By Alex Stein
Every defendant in a suit for medically inflicted injuries wants to be a “healthcare provider.” This status entitles the defendant to categorize the suit as “medical malpractice” and become eligible to special litigation advantages, which include shortened limitations and repose periods, dismissal of suits not verified by experts, and statutory caps on damages.
In Verticor, Ltd. v. Wood, — S.W.3d —- 2015 WL 7166024 (Tex.App.–Austin 2015), the manufacturer of Eclipse Shield – a spinal implant for fusion – claimed to be a “healthcare provider” for purposes of the Texas Medical Liability Act (TMLA). The purpose of this claim was to recharacterize the products liability action filed against Verticor into a “healthcare liability claim” that can proceed to court only upon showing of medical malpractice verified by an expert. To establish this claim, Verticor argued that it provides the Eclipse Shield “for, to, or on behalf of a patient during the patient’s medical care, treatment, or confinement” under its “device manufacturer” license. This service, explained Verticor, makes it a “healthcare provider.”

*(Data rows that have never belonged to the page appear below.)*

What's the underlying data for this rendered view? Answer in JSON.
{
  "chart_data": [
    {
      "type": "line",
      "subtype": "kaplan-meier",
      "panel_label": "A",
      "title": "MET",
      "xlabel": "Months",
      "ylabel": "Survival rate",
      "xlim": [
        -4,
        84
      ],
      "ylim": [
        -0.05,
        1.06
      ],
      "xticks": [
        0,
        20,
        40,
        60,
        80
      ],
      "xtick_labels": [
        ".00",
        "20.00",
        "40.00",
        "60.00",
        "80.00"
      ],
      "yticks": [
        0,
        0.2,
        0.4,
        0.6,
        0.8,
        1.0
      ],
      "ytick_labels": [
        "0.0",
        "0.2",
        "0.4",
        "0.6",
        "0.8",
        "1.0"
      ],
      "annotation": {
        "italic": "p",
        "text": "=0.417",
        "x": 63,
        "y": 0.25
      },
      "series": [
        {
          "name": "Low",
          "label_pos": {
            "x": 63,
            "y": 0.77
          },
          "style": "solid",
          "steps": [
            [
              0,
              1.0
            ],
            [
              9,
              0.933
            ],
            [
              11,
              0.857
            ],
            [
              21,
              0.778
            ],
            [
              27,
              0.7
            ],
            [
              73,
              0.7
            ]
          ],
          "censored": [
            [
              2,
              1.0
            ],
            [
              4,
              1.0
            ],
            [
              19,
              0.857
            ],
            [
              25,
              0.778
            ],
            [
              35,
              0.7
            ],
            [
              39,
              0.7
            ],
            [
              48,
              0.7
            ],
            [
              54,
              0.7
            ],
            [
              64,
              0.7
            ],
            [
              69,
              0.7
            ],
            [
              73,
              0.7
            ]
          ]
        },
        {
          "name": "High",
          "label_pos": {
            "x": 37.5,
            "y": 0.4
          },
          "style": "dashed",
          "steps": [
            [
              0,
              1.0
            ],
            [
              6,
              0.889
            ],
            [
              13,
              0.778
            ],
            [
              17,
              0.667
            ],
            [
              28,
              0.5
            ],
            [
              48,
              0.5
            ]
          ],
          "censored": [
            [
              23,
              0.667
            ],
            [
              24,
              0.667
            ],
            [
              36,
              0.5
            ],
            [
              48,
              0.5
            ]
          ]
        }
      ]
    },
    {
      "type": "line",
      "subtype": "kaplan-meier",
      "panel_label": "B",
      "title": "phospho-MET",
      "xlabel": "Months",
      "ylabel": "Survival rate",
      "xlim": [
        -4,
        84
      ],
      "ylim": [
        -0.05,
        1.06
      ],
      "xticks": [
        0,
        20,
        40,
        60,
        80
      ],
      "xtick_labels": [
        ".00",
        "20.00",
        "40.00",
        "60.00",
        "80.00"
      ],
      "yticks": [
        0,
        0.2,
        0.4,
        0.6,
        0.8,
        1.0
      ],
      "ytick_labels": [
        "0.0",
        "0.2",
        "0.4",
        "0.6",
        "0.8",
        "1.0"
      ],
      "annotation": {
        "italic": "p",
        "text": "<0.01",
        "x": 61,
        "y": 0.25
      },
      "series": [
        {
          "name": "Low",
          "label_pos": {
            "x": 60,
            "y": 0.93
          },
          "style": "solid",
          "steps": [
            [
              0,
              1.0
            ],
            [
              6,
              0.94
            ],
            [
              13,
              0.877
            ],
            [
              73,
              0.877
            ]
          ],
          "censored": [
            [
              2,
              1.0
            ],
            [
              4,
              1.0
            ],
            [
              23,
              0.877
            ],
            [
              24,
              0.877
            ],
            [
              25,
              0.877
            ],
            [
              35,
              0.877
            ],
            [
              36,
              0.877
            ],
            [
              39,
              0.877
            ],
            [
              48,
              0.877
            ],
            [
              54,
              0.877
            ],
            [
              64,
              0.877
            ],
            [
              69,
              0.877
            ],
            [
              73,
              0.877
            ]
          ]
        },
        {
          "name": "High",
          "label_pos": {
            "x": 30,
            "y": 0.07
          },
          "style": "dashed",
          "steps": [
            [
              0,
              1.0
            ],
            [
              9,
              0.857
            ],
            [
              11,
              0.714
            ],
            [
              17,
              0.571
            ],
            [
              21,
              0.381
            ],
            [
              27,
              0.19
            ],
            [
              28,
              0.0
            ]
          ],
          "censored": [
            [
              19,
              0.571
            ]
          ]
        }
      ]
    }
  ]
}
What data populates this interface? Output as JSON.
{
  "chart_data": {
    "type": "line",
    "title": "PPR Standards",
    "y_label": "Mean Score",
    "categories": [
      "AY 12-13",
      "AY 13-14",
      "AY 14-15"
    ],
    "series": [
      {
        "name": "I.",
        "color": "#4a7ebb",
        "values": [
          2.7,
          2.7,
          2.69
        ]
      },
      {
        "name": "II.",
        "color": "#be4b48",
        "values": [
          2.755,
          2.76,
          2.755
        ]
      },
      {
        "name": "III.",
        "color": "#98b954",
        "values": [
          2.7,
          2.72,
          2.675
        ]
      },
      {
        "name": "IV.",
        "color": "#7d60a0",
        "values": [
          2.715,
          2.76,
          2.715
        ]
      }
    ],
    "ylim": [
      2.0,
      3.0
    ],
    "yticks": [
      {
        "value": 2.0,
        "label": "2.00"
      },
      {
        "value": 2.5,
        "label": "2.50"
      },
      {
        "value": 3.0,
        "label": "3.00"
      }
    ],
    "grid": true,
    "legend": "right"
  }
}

The Texas appellate court disagreed. To be a “healthcare provider” – it explained – a person or a firm must be authorized to “to provide something that is in itself health care”: an “act” or “treatment” … that is “performed or furnished,” or should have been, “for, to, or on behalf of a patient during the patient’s medical care, treatment, or confinement.” According to the court, “the first alternative, an “act,” denotes some sort of deed or activity. As an inanimate object, the Eclipse Shield, in itself, could not be an “act,” although it might be utilized in acts that qualify as “health care,” such as surgery. Similarly, the other alternative, “treatment” also denotes some form of activity that is performed or furnished for or to a patient. Consequently, the Eclipse Shield would not, in itself, be a “treatment,” although it might be utilized in a “treatment.””
The court also drew an important distinction between medical device manufacturers, such as Verticor, and prosthetics producers who custom fabricate and fit medical devices to replace the missing limbs of specific patients. These producers, held the court, have been properly categorized as “healthcare providers” in Strobel v. Marlow, 341 S.W.3d 470 (Tex.App.–Dallas 2011).
This decision is absolutely correct. FDA-compliant manufacturers of medical devices receive enough protection against tort liability pursuant to the Medical Device Amendments Act of 1976. See Riegel v. Medtronic, Inc., 552 U.S. 312 (2008). Giving them an additional layer of protection, enjoyed by defendants in medical malpractice actions, makes no sense at all.